The announcement came in the form of an official military order by the Syrian Democratic Forces Commander-in-Chief Mazloum Abdi released Friday by the militia's press office. Recent reports from the U.N. and human rights groups have accused the group of forcefully conscripting minors, prompting a denial from the fighters' political wing last month. While not explicitly admitting fault, the latest order instructed fighters under the age of 18 to be removed from service in compliance with international law.
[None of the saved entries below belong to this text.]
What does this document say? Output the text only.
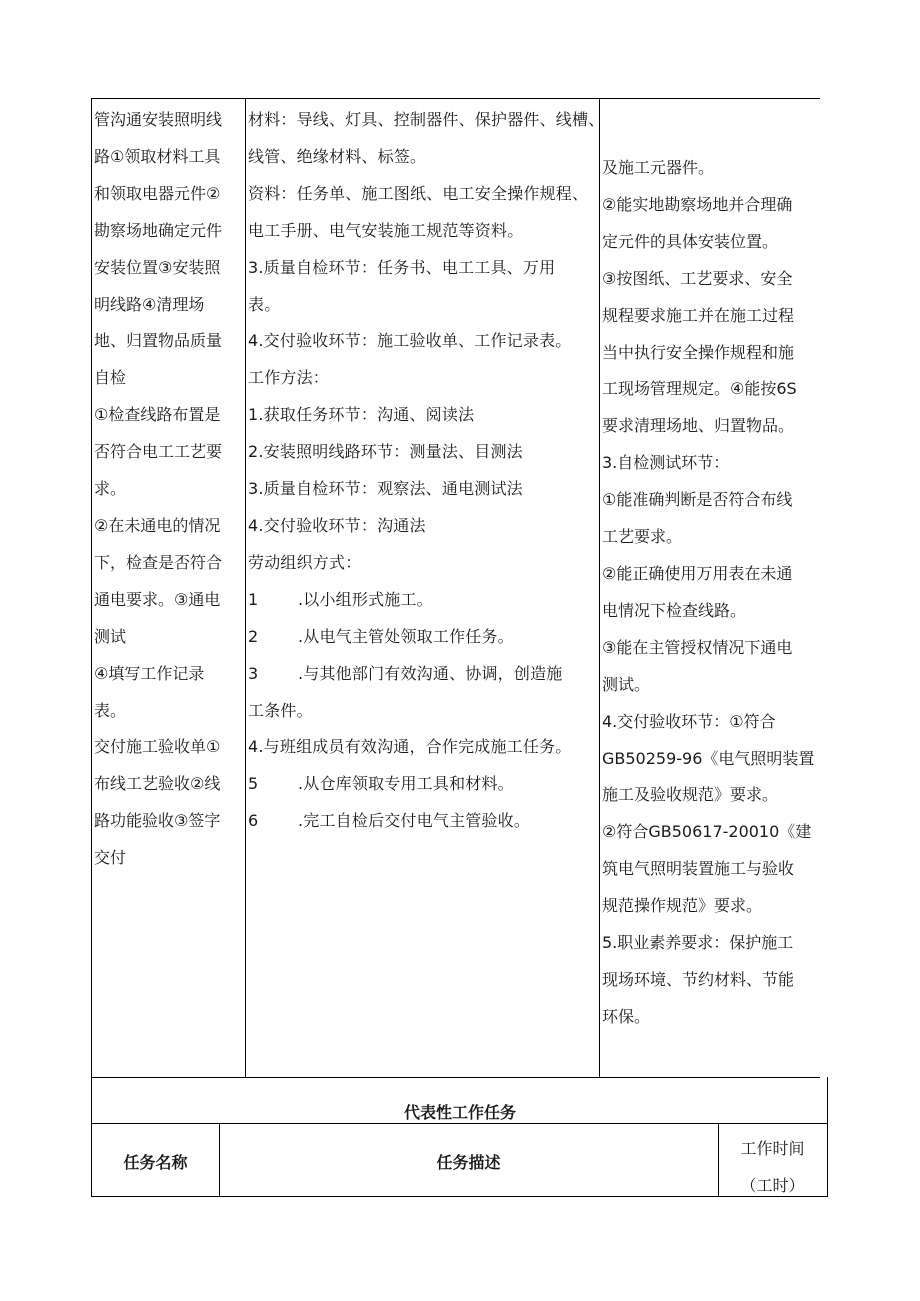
管沟通安装照明线
路①领取材料工具
和领取电器元件②
勘察场地确定元件
安装位置③安装照
明线路④清理场
地、归置物品质量
自检
①检查线路布置是
否符合电工工艺要
求。
②在未通电的情况
下，检查是否符合
通电要求。③通电
测试
④填写工作记录
表。
交付施工验收单①
布线工艺验收②线
路功能验收③签字
交付
材料：导线、灯具、控制器件、保护器件、线槽、
线管、绝缘材料、标签。
资料：任务单、施工图纸、电工安全操作规程、
电工手册、电气安装施工规范等资料。
3.质量自检环节：任务书、电工工具、万用
表。
4.交付验收环节：施工验收单、工作记录表。
工作方法：
1.获取任务环节：沟通、阅读法
2.安装照明线路环节：测量法、目测法
3.质量自检环节：观察法、通电测试法
4.交付验收环节：沟通法
劳动组织方式：
1 .以小组形式施工。
2 .从电气主管处领取工作任务。
3 .与其他部门有效沟通、协调，创造施
工条件。
4.与班组成员有效沟通，合作完成施工任务。
5 .从仓库领取专用工具和材料。
6 .完工自检后交付电气主管验收。
及施工元器件。
②能实地勘察场地并合理确
定元件的具体安装位置。
③按图纸、工艺要求、安全
规程要求施工并在施工过程
当中执行安全操作规程和施
工现场管理规定。④能按6S
要求清理场地、归置物品。
3.自检测试环节：
①能准确判断是否符合布线
工艺要求。
②能正确使用万用表在未通
电情况下检查线路。
③能在主管授权情况下通电
测试。
4.交付验收环节：①符合
GB50259-96《电气照明装置
施工及验收规范》要求。
②符合GB50617-20010《建
筑电气照明装置施工与验收
规范操作规范》要求。
5.职业素养要求：保护施工
现场环境、节约材料、节能
环保。
代表性工作任务
任务名称	任务描述
工作时间
（工时）
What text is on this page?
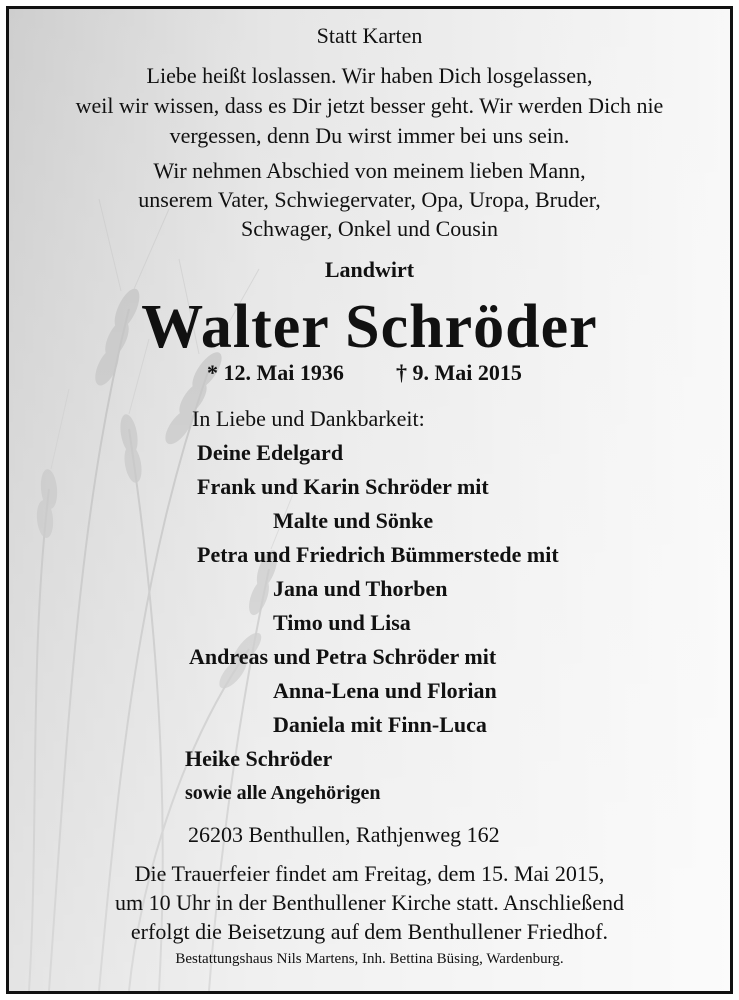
Statt Karten

Liebe heißt loslassen. Wir haben Dich losgelassen,

weil wir wissen, dass es Dir jetzt besser geht. Wir werden Dich nie

vergessen, denn Du wirst immer bei uns sein.

Wir nehmen Abschied von meinem lieben Mann,

unserem Vater, Schwiegervater, Opa, Uropa, Bruder,

Schwager, Onkel und Cousin

Landwirt

Walter Schröder

* 12. Mai 1936 † 9. Mai 2015

In Liebe und Dankbarkeit:

Deine Edelgard

Frank und Karin Schröder mit

Malte und Sönke

Petra und Friedrich Bümmerstede mit

Jana und Thorben

Timo und Lisa

Andreas und Petra Schröder mit

Anna-Lena und Florian

Daniela mit Finn-Luca

Heike Schröder

sowie alle Angehörigen

26203 Benthullen, Rathjenweg 162

Die Trauerfeier findet am Freitag, dem 15. Mai 2015,

um 10 Uhr in der Benthullener Kirche statt. Anschließend

erfolgt die Beisetzung auf dem Benthullener Friedhof.

Bestattungshaus Nils Martens, Inh. Bettina Büsing, Wardenburg.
"The Commander-in-Chief of the Syrian Democratic Forces [Mazloum Abdi] issued a military order to all concerned of the relevant parties of the components of the Syrian Democratic Forces, which included a number of clauses that confirm the commitment of the Syrian Democratic Forces to all the provisions and instruments contained in international conventions to spare children from the scourge and calamities of war."
Abdi specifically expressed his commitment to U.N.'s 1989 Convention on the Rights of the Child, last year's Annual Report of the Secretary-General on Children and Armed Conflict, U.N. Security Council Resolution 1612 "and subsequent council resolutions on children and armed conflict."